PDFStreamParser parser = new PDFStreamParser(contents.getStream() );
                parser.parse();
                List tokens = parser.getTokens();
                for( int j=0; j<tokens.size(); j++ )
                {
                    Object next = tokens.get( j );
                    if( next instanceof PDFOperator )
                    {
                        PDFOperator op = (PDFOperator)next;
                        //Tj and TJ are the two operators that display
                        //strings in a PDF
                        if( op.getOperation().equals( "Tj" ) )
                        {
                            //Tj takes one operator and that is the string
                            //to display so lets update that operator
                            COSString previous = (COSString)tokens.get( j-1 );
                            String string = previous.getString();
                            string = string.replaceFirst( strToFind, message );
                            previous.reset();
                            previous.append( string.getBytes("ISO-8859-1") );
                        }
                        else if( op.getOperation().equals( "TJ" ) )
                        {
                            COSArray previous = (COSArray)tokens.get( j-1 );
                            for( int k=0; k<previous.size(); k++ )
                            {
                                Object arrElement = previous.getObject( k );
                                if( arrElement instanceof COSString )
                                {
                                    COSString cosString = (COSString)arrElement;
                                    String string = cosString.getString();
                                    string = string.replaceFirst(
strToFind, message );
                                    cosString.reset();
                                    cosString.append(
string.getBytes("ISO-8859-1") );
                                }
                            }
                        }





On Tue, Apr 16, 2013 at 3:11 PM, Vladimir Starostenkov <
vladimir.starostenkov@gmail.com> wrote:

> Have you tried to look through
>
> http://svn.apache.org/repos/asf/pdfbox/trunk/examples/src/main/java/org/apache/pdfbox/examples/pdmodel/ReplaceString.java
>



-- 
Regards
Rahul Bhalla

Re: Extract text using pdfbox

Posted by Vladimir Starostenkov <vl...@gmail.com>.

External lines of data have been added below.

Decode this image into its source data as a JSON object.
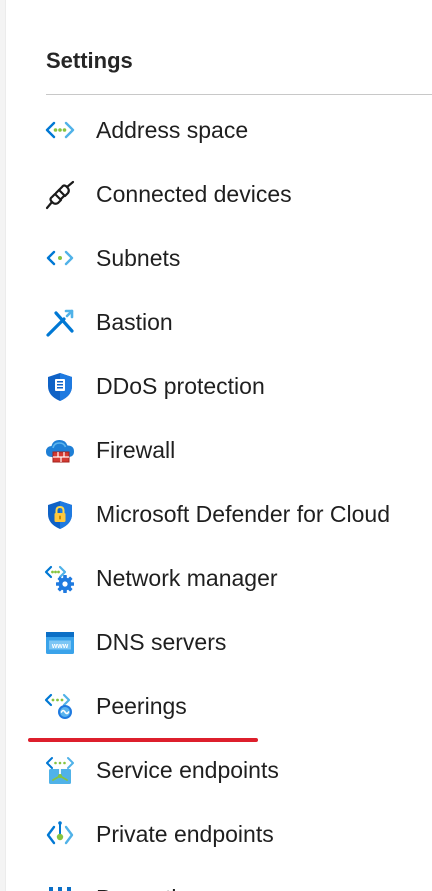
{
  "section": {
    "title": "Settings"
  },
  "menu": {
    "items": [
      {
        "label": "Address space",
        "icon": "address-space-icon"
      },
      {
        "label": "Connected devices",
        "icon": "plug-icon"
      },
      {
        "label": "Subnets",
        "icon": "subnets-icon"
      },
      {
        "label": "Bastion",
        "icon": "bastion-icon"
      },
      {
        "label": "DDoS protection",
        "icon": "ddos-shield-icon"
      },
      {
        "label": "Firewall",
        "icon": "firewall-cloud-icon"
      },
      {
        "label": "Microsoft Defender for Cloud",
        "icon": "defender-shield-icon"
      },
      {
        "label": "Network manager",
        "icon": "network-manager-icon"
      },
      {
        "label": "DNS servers",
        "icon": "dns-www-icon"
      },
      {
        "label": "Peerings",
        "icon": "peerings-icon"
      },
      {
        "label": "Service endpoints",
        "icon": "service-endpoints-icon"
      },
      {
        "label": "Private endpoints",
        "icon": "private-endpoints-icon"
      },
      {
        "label": "Properties",
        "icon": "properties-bars-icon"
      }
    ]
  },
  "colors": {
    "azure_blue": "#0078d4",
    "light_blue": "#50b2e8",
    "green_dot": "#86c440",
    "annotation_red": "#dd1f2c"
  }
}
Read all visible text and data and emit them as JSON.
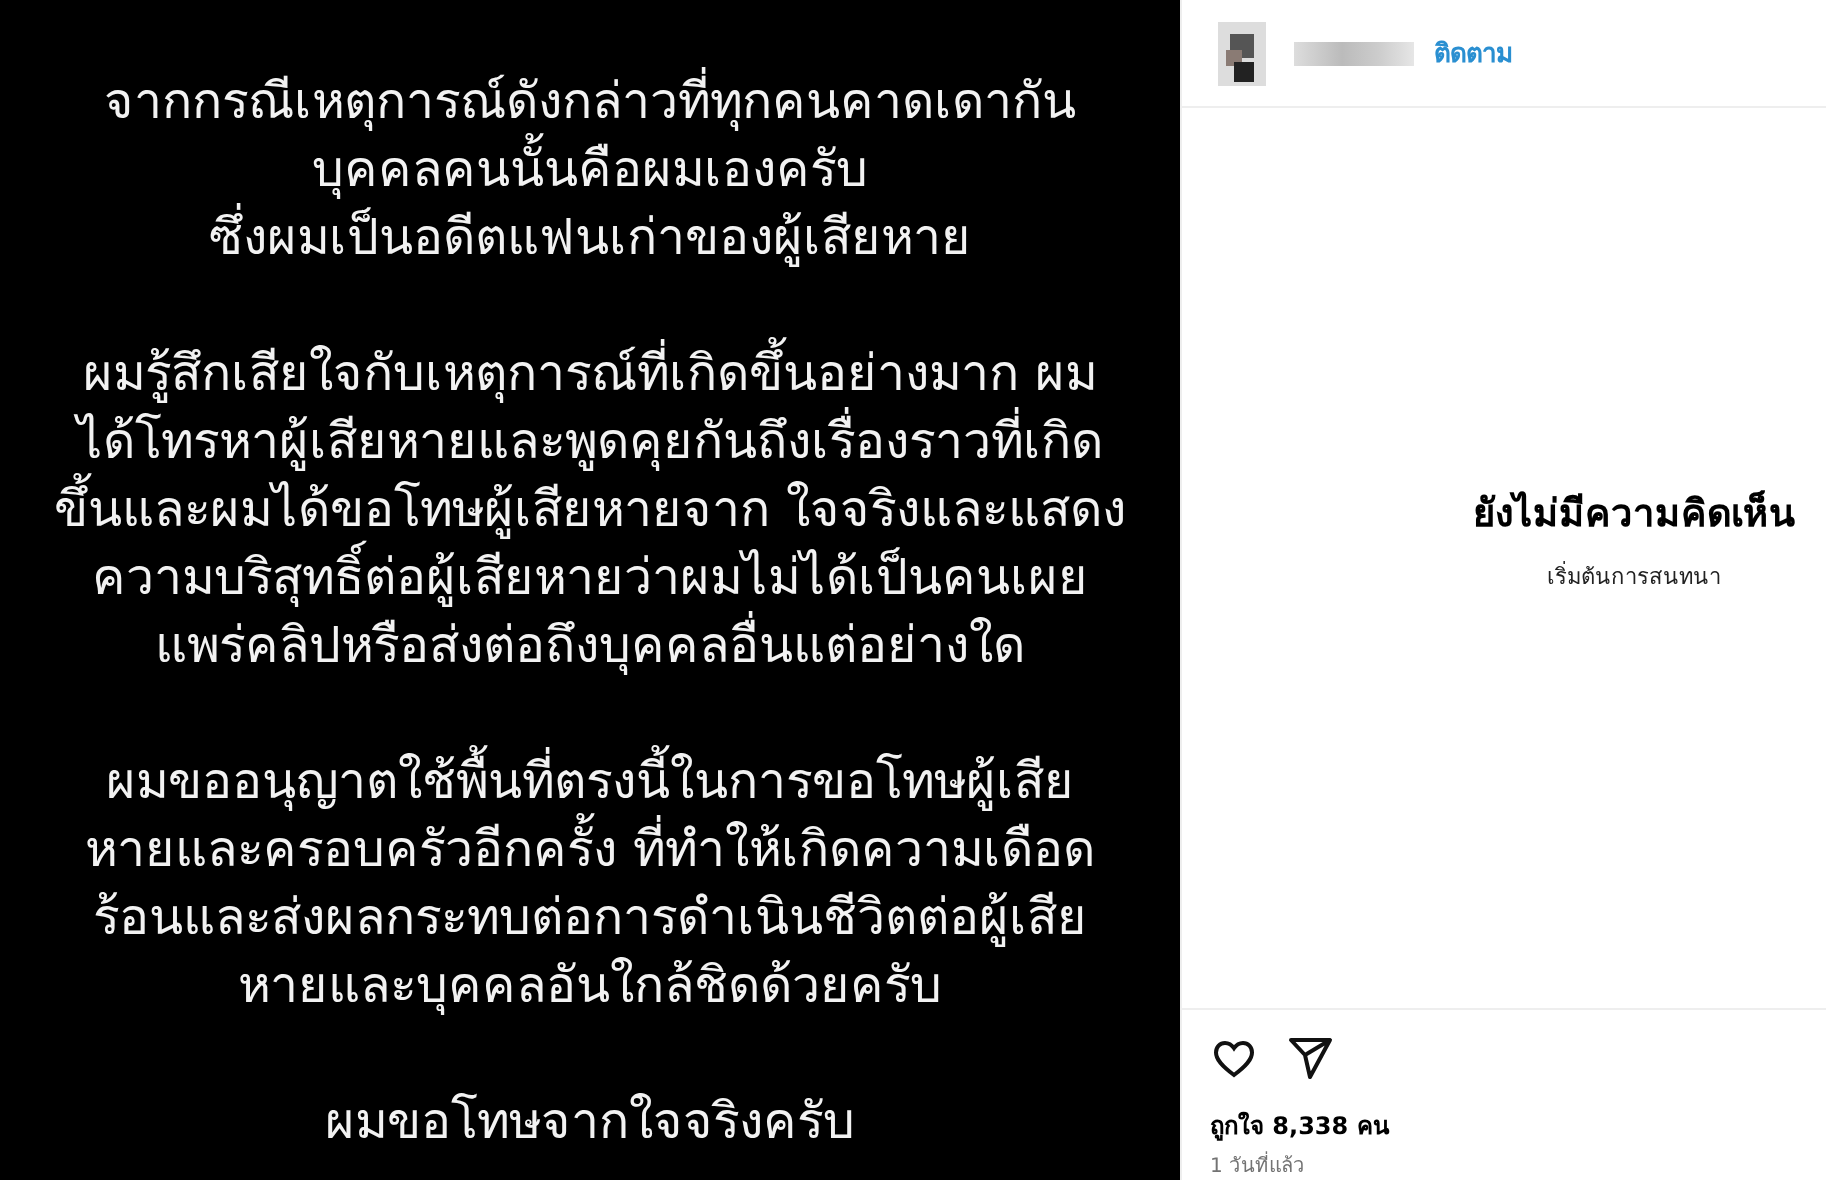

Have you tried to look through
http://svn.apache.org/repos/asf/pdfbox/trunk/examples/src/main/java/org/apache/pdfbox/examples/pdmodel/ReplaceString.java
?


2013/4/16 rahul bhalla <ur...@gmail.com>

> hi
> Actually i search various site and read different forum but not able to
> find a way to read a single line from specific page number and also want to
> extract its property of that line.
> Is there is any way to read pdf by using readLine() method of bufferReader
> or some other way
> Please suggest me
> --
> Regards
> Rahul Bhalla
>

Re: Extract text using pdfbox

Posted by Maruan Sahyoun <sa...@fileaffairs.de>.

Hi Rahul,

PDF is a binary format and readable text which is visible in a single line could be organized in various pieces within a PDF. I think the easiest option for you might be to use the ExtractText command line tool as a start and review the result http://pdfbox.apache.org/commandlineutilities/ExtractText.html. Use the sort option to arrange the text sorted by it's position.

BR
Maruan Sahyoun

Am 16.04.2013 um 11:35 schrieb rahul bhalla <ur...@gmail.com>:

> hi
> Actually i search various site and read different forum but not able to
> find a way to read a single line from specific page number and also want to
> extract its property of that line.
> Is there is any way to read pdf by using readLine() method of bufferReader
> or some other way
> Please suggest me
> -- 
> Regards
> Rahul Bhalla